Shoot the messenger. So now that Italy's stock market is tumbling and its bonds are being sold off in a growing European Debt crisis, what do Italy's powers-that-be do? Crack down on short sellers! In 1997 I began writing a short-selling column for the now defunct Individual Investor magazine (yup, I got bearish a few years too soon), here is how I described the persecution of short sellers: As mean-spirited newspaper reporters, like I once was. I used to say, in apologizing for my habitual attendance at accident scenes or contentious town council meetings, by saying, "Look, I don't wish anything bad to happen. But when it does, I want to know about it --- first." Short sellers, on the other hand, have a toughter time explaining their vocation: They actually want to profit on bad stuff happening.
This all was brought to mind by a blog I read this morning from the WSJ, "First Thing We Do, Blame the Shorts." Because short sellers have a vested interest in others' losing money--preferably, lots of it, is it any wonder that short sellers have been called liars, thieves, even traitors and worse? Retired money manager Peter Lynch likened shorting to "borrowing with criminal intent," and it was Napolean who said citizens shorting government securities were committing treason. Short sellers have been blamed for every kind of financial catastrophe, from the collapse of the East India speculative frenzy in Amersterdam in 1610 to the Wall Street crash of 1929. Governments have restricted it (see our own recent financial crisis in which the SEC limited shorting of financial companies) and even tried to outlaw it.

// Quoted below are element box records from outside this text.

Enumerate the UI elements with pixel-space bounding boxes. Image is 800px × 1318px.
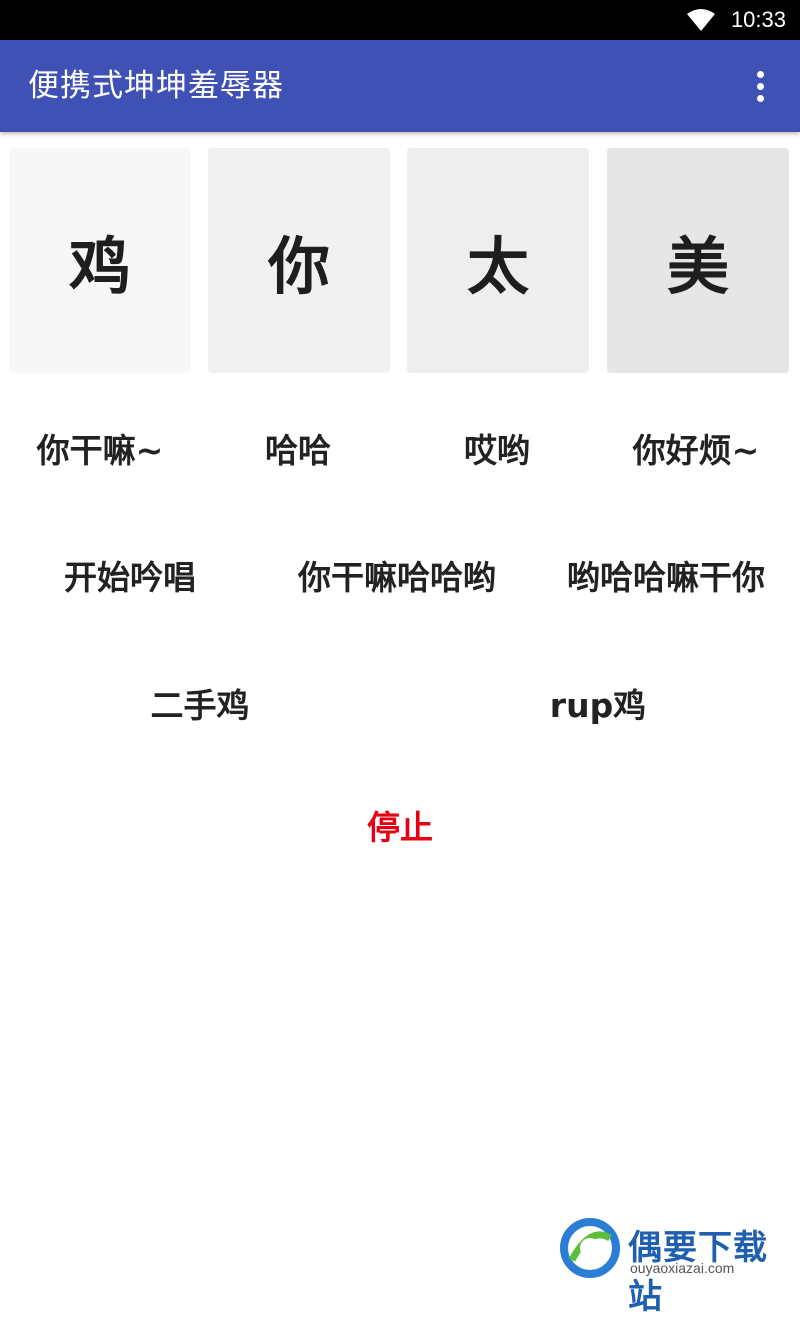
sound-button-start-singing[interactable]: 开始吟唱 — [30, 550, 230, 606]
menu-dot — [756, 94, 764, 102]
sound-button-er-shou-ji[interactable]: 二手鸡 — [100, 678, 300, 734]
app-title: 便携式坤坤羞辱器 — [28, 68, 284, 104]
sound-button-ai-yo[interactable]: 哎哟 — [397, 423, 597, 479]
sound-button-reverse[interactable]: 哟哈哈嘛干你 — [546, 550, 786, 606]
app-bar: 便携式坤坤羞辱器 — [0, 40, 800, 132]
status-time: 10:33 — [730, 7, 786, 32]
menu-dot — [756, 82, 764, 90]
wifi-icon — [687, 9, 715, 31]
status-bar: 10:33 — [0, 0, 800, 40]
sound-button-rup-ji[interactable]: rup鸡 — [498, 678, 698, 734]
watermark-logo-icon — [560, 1218, 620, 1278]
sound-button-ni-gan-ma-ha-ha-yo[interactable]: 你干嘛哈哈哟 — [276, 550, 518, 606]
menu-dot — [756, 70, 764, 78]
tile-button-ji[interactable]: 鸡 — [9, 148, 191, 373]
tile-button-tai[interactable]: 太 — [407, 148, 589, 373]
sound-button-ni-gan-ma[interactable]: 你干嘛~ — [0, 423, 200, 479]
tile-button-ni[interactable]: 你 — [208, 148, 390, 373]
more-vert-icon[interactable] — [740, 66, 780, 106]
stop-button[interactable]: 停止 — [300, 800, 500, 856]
tile-button-mei[interactable]: 美 — [607, 148, 789, 373]
sound-button-ni-hao-fan[interactable]: 你好烦~ — [596, 423, 796, 479]
sound-button-ha-ha[interactable]: 哈哈 — [198, 423, 398, 479]
watermark-domain: ouyaoxiazai.com — [630, 1260, 735, 1276]
watermark: 偶要下载站 ouyaoxiazai.com — [558, 1214, 800, 1317]
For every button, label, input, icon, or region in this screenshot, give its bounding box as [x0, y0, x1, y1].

Of course, shorting is simply market hygiene --- the Securities and Exchange Commission was born out of the post Crash witch hunt on short sellers; Congress realized shorts didn't do it but unscrupulous touts and lack of disclosure was the primary mover for the Great Crash. Shorts do lots of sleuthing, throwing kleig lights on questionable business practices being touted by brokerages as the Next Big Thing Since Night Baseball. Remember David Einhorn's call on Lehman? He publicly called BS on Lehman before the crisis and was roundly criticized for it. But in the end, he won billions from his research that Lehman would shortly suffer a liquidity crisis.
As Mark Mark Gongloff writes this morning in his Market Beat blog, "You can always tell when a financial crisis is kicking into a higher gear: The powers that be desperately flail at the market messengers bringing them the bad news.
"Check out this Bloomberg story on how Italy is responding to signs the European debt crisis is gripping its markets with quick, decisive action — to clamp down on short sellers."